Tiredly Jill turned to David. ‘I didn’t send any message, David, and I think you know it.’
He gave her a thoughtful look. ‘Maybe I did suspect your friend Christa of stretching the truth a little. But I really was concerned about you.’
‘Especially after she told you about the Turuga crater,’ she hazarded. The David Hockey she knew, pity help her, wouldn’t come all this way out of concern for her, unless there was something in it for him as well.
He spread his fingers apart at shoulder height.
‘You have to admit, it’s a potentially interesting story.’
She sighed heavily, still in shock at his unexpected arrival. ‘It’s a good story,’ she conceded. ‘And these people really need the tourist interest it could generate.’
‘It’s as good as done. Now how about a decent welcome? It is good to see you again.’
‘Oh, David, it would be great if you can help the town, but it’s too late for us, no matter what Christa told you.’
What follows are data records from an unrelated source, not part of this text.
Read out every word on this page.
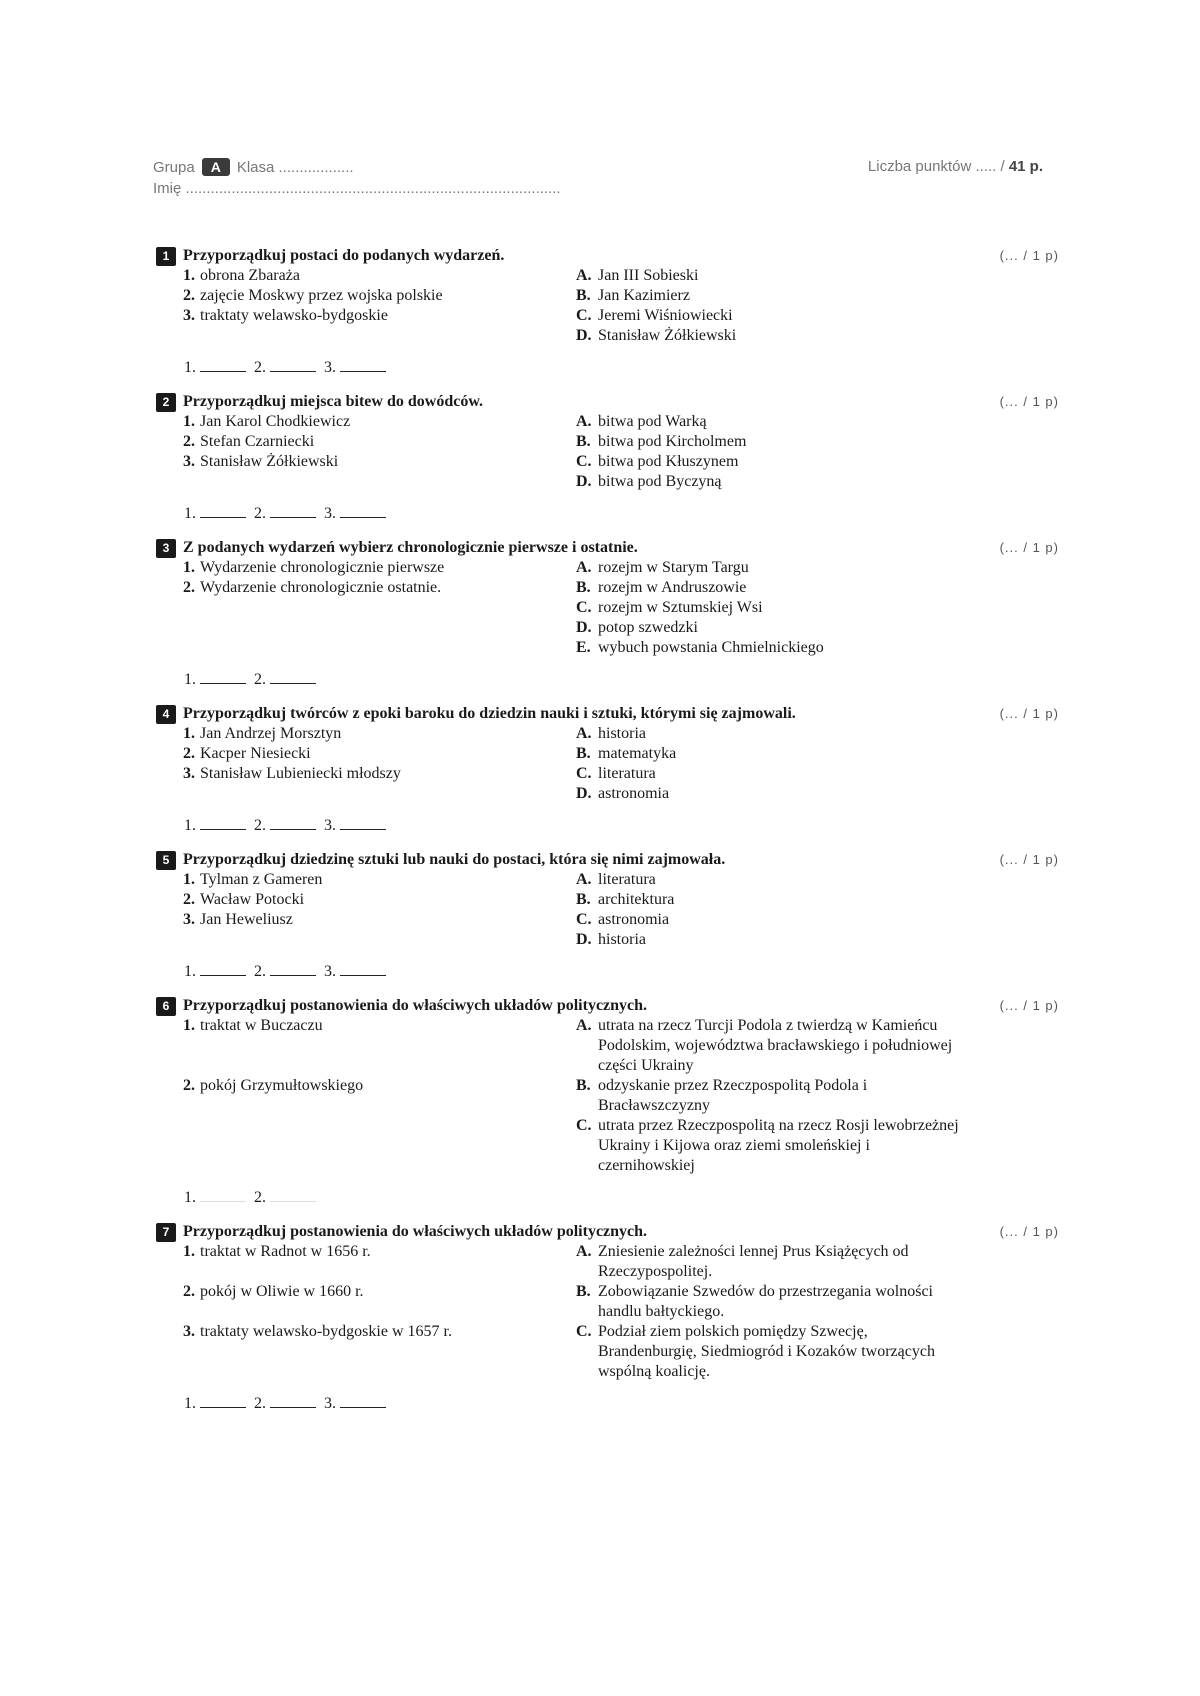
Grupa A Klasa ..................	Liczba punktów ..... / 41 p.
Imię ..........................................................................................
1 Przyporządkuj postaci do podanych wydarzeń.	(... / 1 p)
1. obrona Zbaraża
2. zajęcie Moskwy przez wojska polskie
3. traktaty welawsko-bydgoskie
A. Jan III Sobieski
B. Jan Kazimierz
C. Jeremi Wiśniowiecki
D. Stanisław Żółkiewski
1.	2.	3.
2 Przyporządkuj miejsca bitew do dowódców.	(... / 1 p)
1. Jan Karol Chodkiewicz
2. Stefan Czarniecki
3. Stanisław Żółkiewski
A. bitwa pod Warką
B. bitwa pod Kircholmem
C. bitwa pod Kłuszynem
D. bitwa pod Byczyną
1.	2.	3.
3 Z podanych wydarzeń wybierz chronologicznie pierwsze i ostatnie.	(... / 1 p)
1. Wydarzenie chronologicznie pierwsze
2. Wydarzenie chronologicznie ostatnie.
A. rozejm w Starym Targu
B. rozejm w Andruszowie
C. rozejm w Sztumskiej Wsi
D. potop szwedzki
E. wybuch powstania Chmielnickiego
1.	2.
4 Przyporządkuj twórców z epoki baroku do dziedzin nauki i sztuki, którymi się zajmowali.	(... / 1 p)
1. Jan Andrzej Morsztyn
2. Kacper Niesiecki
3. Stanisław Lubieniecki młodszy
A. historia
B. matematyka
C. literatura
D. astronomia
1.	2.	3.
5 Przyporządkuj dziedzinę sztuki lub nauki do postaci, która się nimi zajmowała.	(... / 1 p)
1. Tylman z Gameren
2. Wacław Potocki
3. Jan Heweliusz
A. literatura
B. architektura
C. astronomia
D. historia
1.	2.	3.
6 Przyporządkuj postanowienia do właściwych układów politycznych.	(... / 1 p)
1. traktat w Buczaczu
2. pokój Grzymułtowskiego
A. utrata na rzecz Turcji Podola z twierdzą w Kamieńcu Podolskim, województwa bracławskiego i południowej części Ukrainy
B. odzyskanie przez Rzeczpospolitą Podola i Bracławszczyzny
C. utrata przez Rzeczpospolitą na rzecz Rosji lewobrzeżnej Ukrainy i Kijowa oraz ziemi smoleńskiej i czernihowskiej
1.	2.
7 Przyporządkuj postanowienia do właściwych układów politycznych.	(... / 1 p)
1. traktat w Radnot w 1656 r.
2. pokój w Oliwie w 1660 r.
3. traktaty welawsko-bydgoskie w 1657 r.
A. Zniesienie zależności lennej Prus Książęcych od Rzeczypospolitej.
B. Zobowiązanie Szwedów do przestrzegania wolności handlu bałtyckiego.
C. Podział ziem polskich pomiędzy Szwecję, Brandenburgię, Siedmiogród i Kozaków tworzących wspólną koalicję.
1.	2.	3.
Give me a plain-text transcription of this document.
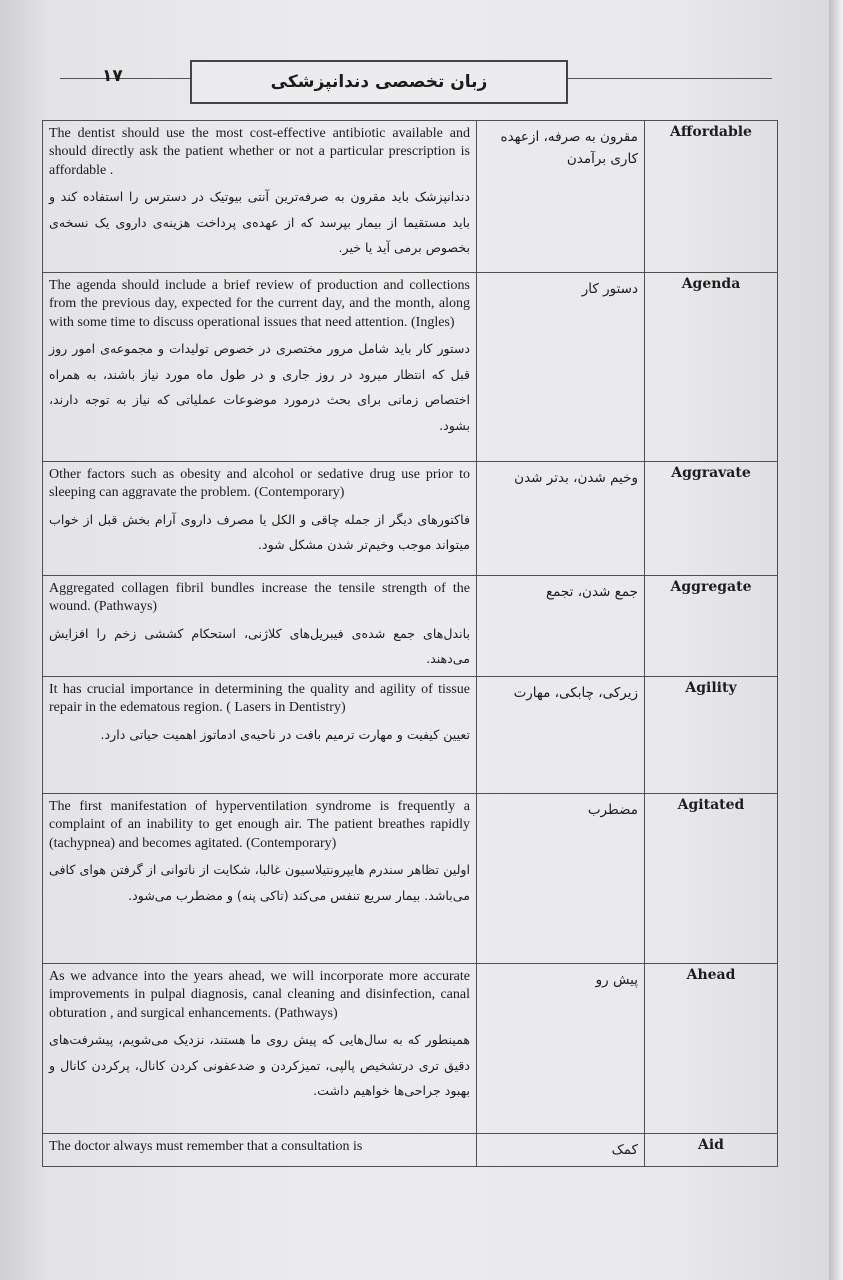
۱۷	زبان تخصصی دندانپزشکی
The dentist should use the most cost-effective antibiotic available and should directly ask the patient whether or not a particular prescription is affordable .
دندانپزشک باید مقرون به صرفه‌ترین آنتی بیوتیک در دسترس را استفاده کند و باید مستقیما از بیمار بپرسد که از عهده‌ی پرداخت هزینه‌ی داروی یک نسخه‌ی بخصوص برمی آید یا خیر.	مقرون به صرفه، ازعهده کاری برآمدن	Affordable

The agenda should include a brief review of production and collections from the previous day, expected for the current day, and the month, along with some time to discuss operational issues that need attention. (Ingles)
دستور کار باید شامل مرور مختصری در خصوص تولیدات و مجموعه‌ی امور روز قبل که انتظار میرود در روز جاری و در طول ماه مورد نیاز باشند، به همراه اختصاص زمانی برای بحث درمورد موضوعات عملیاتی که نیاز به توجه دارند، بشود.	دستور کار	Agenda

Other factors such as obesity and alcohol or sedative drug use prior to sleeping can aggravate the problem. (Contemporary)
فاکتورهای دیگر از جمله چاقی و الکل یا مصرف داروی آرام بخش قبل از خواب میتواند موجب وخیم‌تر شدن مشکل شود.	وخیم شدن، بدتر شدن	Aggravate

Aggregated collagen fibril bundles increase the tensile strength of the wound. (Pathways)
باندل‌های جمع شده‌ی فیبریل‌های کلاژنی، استحکام کششی زخم را افزایش می‌دهند.	جمع شدن، تجمع	Aggregate

It has crucial importance in determining the quality and agility of tissue repair in the edematous region. ( Lasers in Dentistry)
تعیین کیفیت و مهارت ترمیم بافت در ناحیه‌ی ادماتوز اهمیت حیاتی دارد.	زیرکی، چابکی، مهارت	Agility

The first manifestation of hyperventilation syndrome is frequently a complaint of an inability to get enough air. The patient breathes rapidly (tachypnea) and becomes agitated. (Contemporary)
اولین تظاهر سندرم هایپرونتیلاسیون غالبا، شکایت از ناتوانی از گرفتن هوای کافی می‌باشد. بیمار سریع تنفس می‌کند (تاکی پنه) و مضطرب می‌شود.	مضطرب	Agitated

As we advance into the years ahead, we will incorporate more accurate improvements in pulpal diagnosis, canal cleaning and disinfection, canal obturation , and surgical enhancements. (Pathways)
همینطور که به سال‌هایی که پیش روی ما هستند، نزدیک می‌شویم، پیشرفت‌های دقیق تری درتشخیص پالپی، تمیزکردن و ضدعفونی کردن کانال، پرکردن کانال و بهبود جراحی‌ها خواهیم داشت.	پیش رو	Ahead

The doctor always must remember that a consultation is	کمک	Aid
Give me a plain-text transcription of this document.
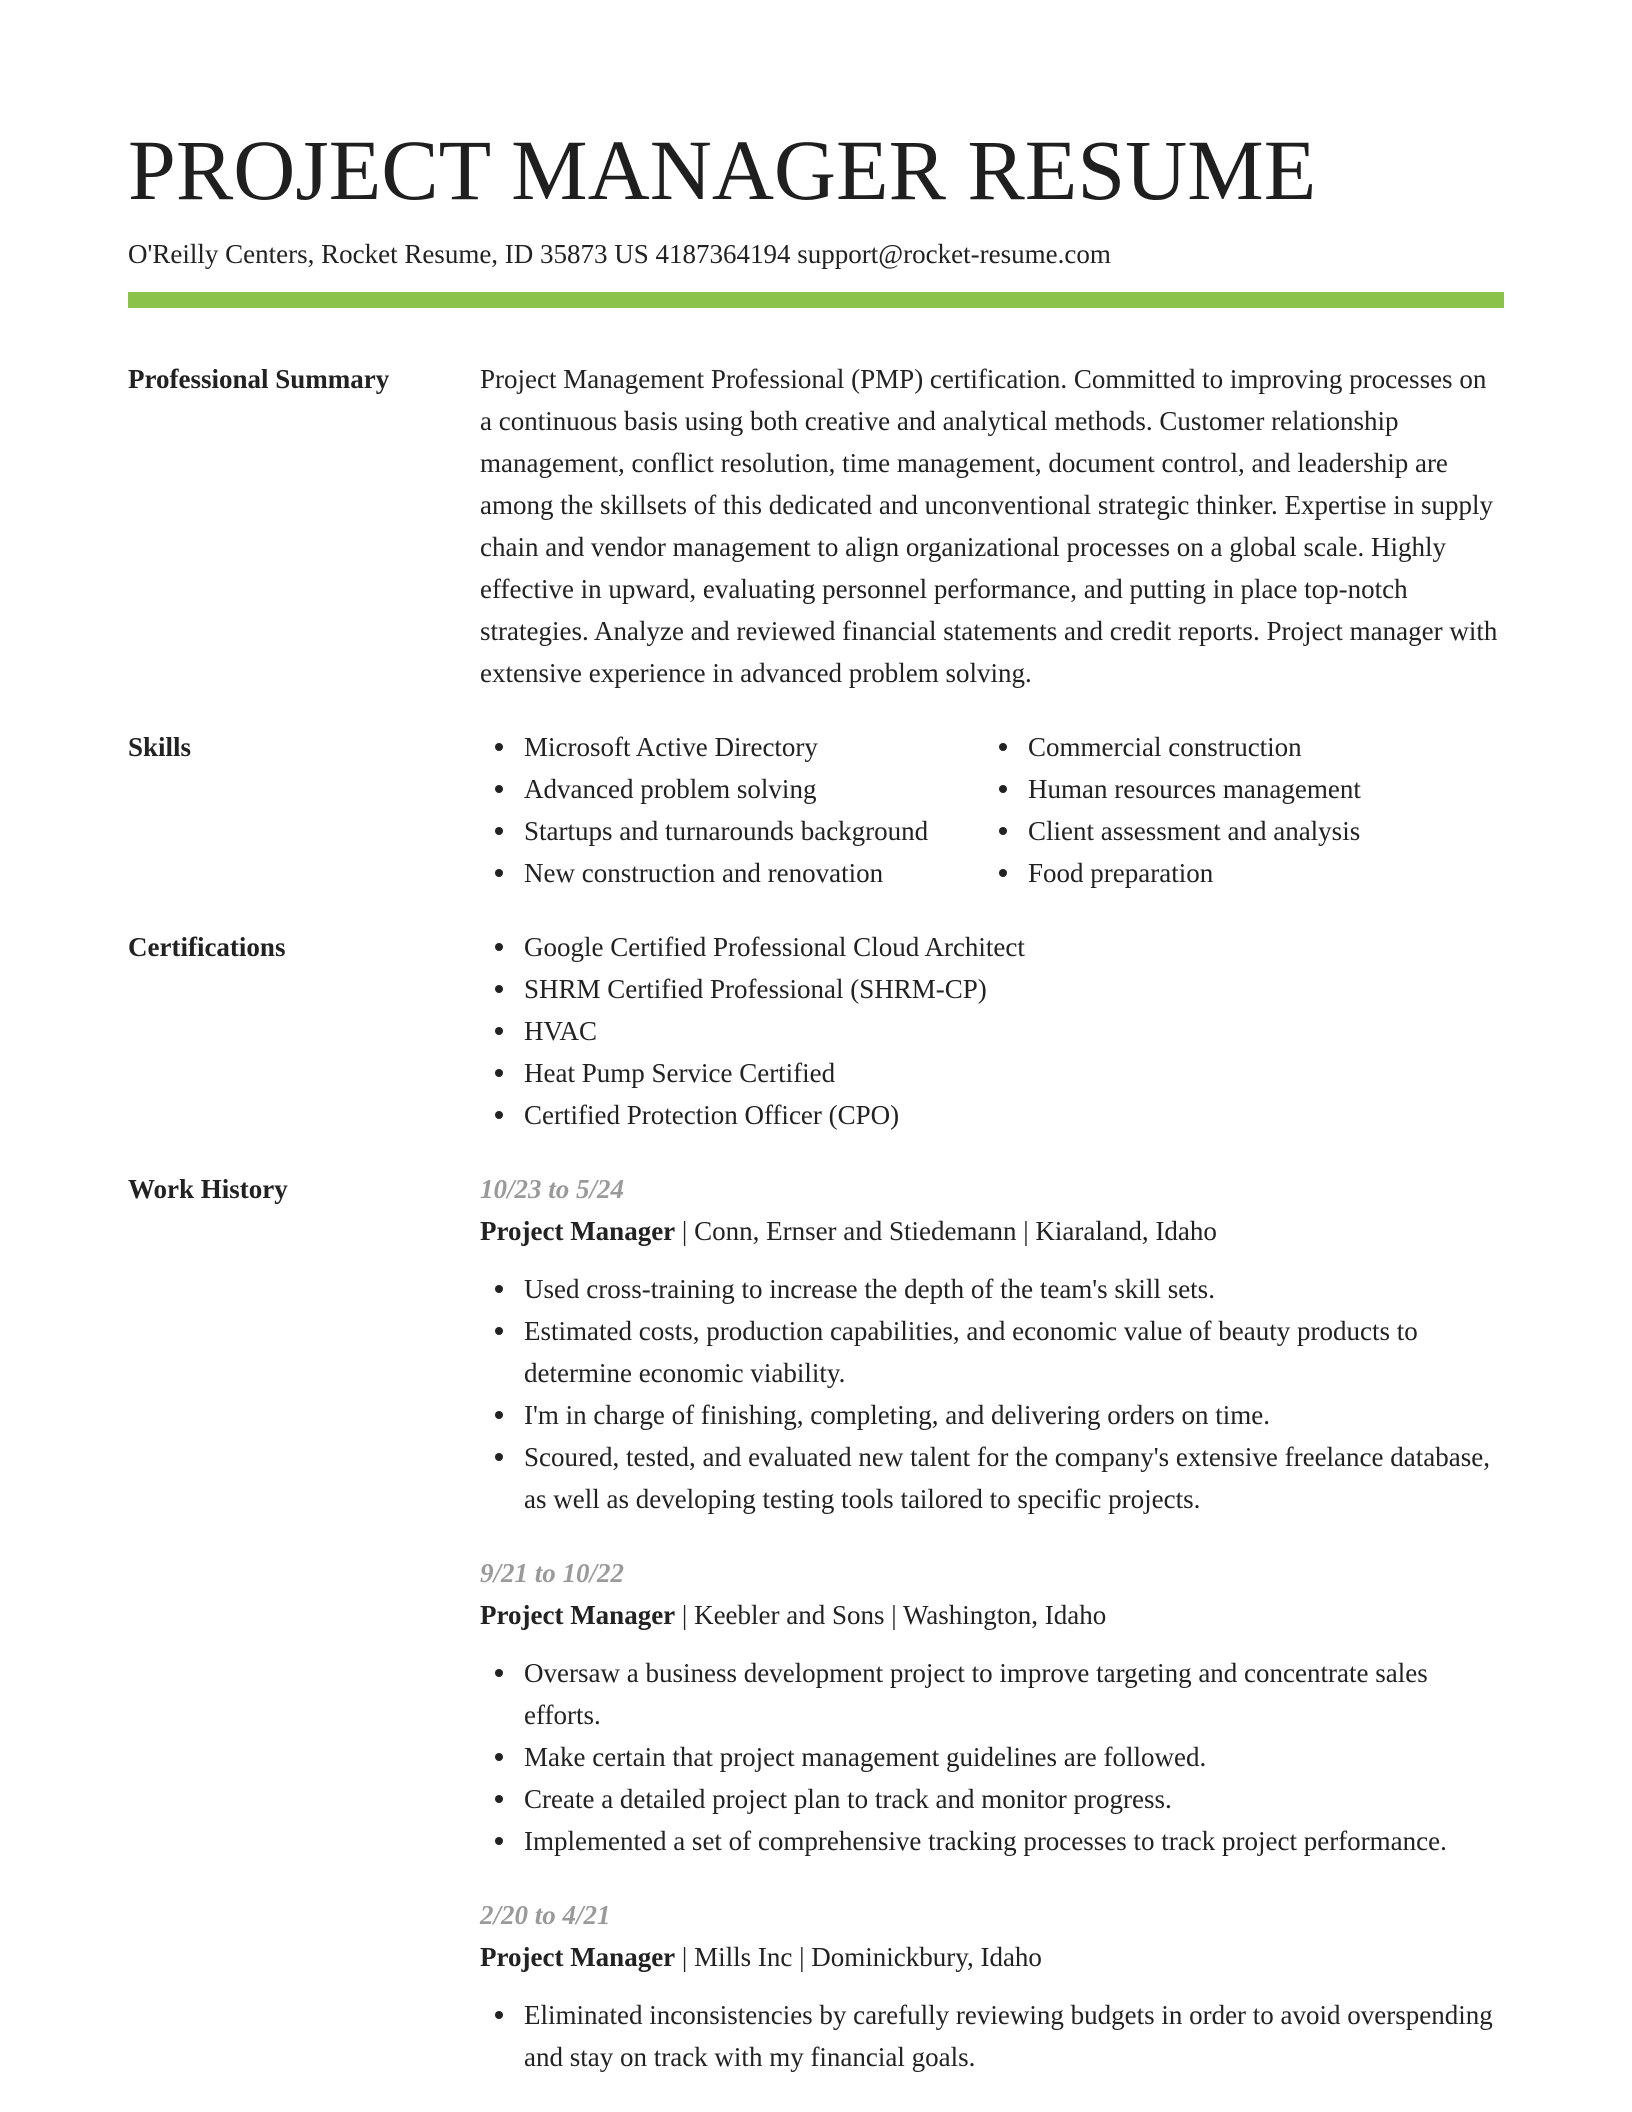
PROJECT MANAGER RESUME
O'Reilly Centers, Rocket Resume, ID 35873 US 4187364194 support@rocket-resume.com
Professional Summary	Project Management Professional (PMP) certification. Committed to improving processes on a continuous basis using both creative and analytical methods. Customer relationship management, conflict resolution, time management, document control, and leadership are among the skillsets of this dedicated and unconventional strategic thinker. Expertise in supply chain and vendor management to align organizational processes on a global scale. Highly effective in upward, evaluating personnel performance, and putting in place top-notch strategies. Analyze and reviewed financial statements and credit reports. Project manager with extensive experience in advanced problem solving.
Skills	Microsoft Active Directory
Advanced problem solving
Startups and turnarounds background
New construction and renovation
Commercial construction
Human resources management
Client assessment and analysis
Food preparation
Certifications	Google Certified Professional Cloud Architect
SHRM Certified Professional (SHRM-CP)
HVAC
Heat Pump Service Certified
Certified Protection Officer (CPO)
Work History	10/23 to 5/24
Project Manager | Conn, Ernser and Stiedemann | Kiaraland, Idaho
Used cross-training to increase the depth of the team's skill sets.
Estimated costs, production capabilities, and economic value of beauty products to determine economic viability.
I'm in charge of finishing, completing, and delivering orders on time.
Scoured, tested, and evaluated new talent for the company's extensive freelance database, as well as developing testing tools tailored to specific projects.
9/21 to 10/22
Project Manager | Keebler and Sons | Washington, Idaho
Oversaw a business development project to improve targeting and concentrate sales efforts.
Make certain that project management guidelines are followed.
Create a detailed project plan to track and monitor progress.
Implemented a set of comprehensive tracking processes to track project performance.
2/20 to 4/21
Project Manager | Mills Inc | Dominickbury, Idaho
Eliminated inconsistencies by carefully reviewing budgets in order to avoid overspending and stay on track with my financial goals.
‘Are you quite sure, Jill?’
If she’d had any doubts when they parted, she was sure now. Being held in Bryan’s arms was all it had taken to convince her there was no other man in the world for her. ‘I’m certain,’ she said, her voice cracking a little.
‘If you change your mind…’
‘I won’t,’ she said with heavy finality.
‘Then I’ll have to concentrate on the story, won’t I?’ His voice lifted a little, and she knew that he was already shrugging off any residual pain much more easily than she had been able to do. He went on to tell her about a glossy magazine which had jumped at the chance to ‘discover’ the crater. He was officially in town on assignment for them. ‘So you see, I didn’t waste any time getting my white knight act together. Surely I deserve some thanks for that, if only for old times’ sake.’
‘Very well, I am grateful,’ she acknowledged.
‘Grateful enough for a hug, as a friend?’ he added hastily, opening his arms in invitation. When she hesitated, he pulled her into them and brushed her hairline with his lips. He stopped when he felt her stiffen in rejection. ‘Hey, it was only a friendly hug.’
‘I know, but—’
Before she could free herself, Bryan chose that moment to come back into the house. His face was set as he caught sight of her in David’s arms. She pulled herself free and began to describe David’s plans to publicise the town.
Bryan’s eyes probed her with frighteningly cold disdain. ‘Congratulations, you’ve achieved your aim.’ There was no warmth in the admission.
Bewilderment blurred her vision. ‘My aim? I thought it’s what you wanted.’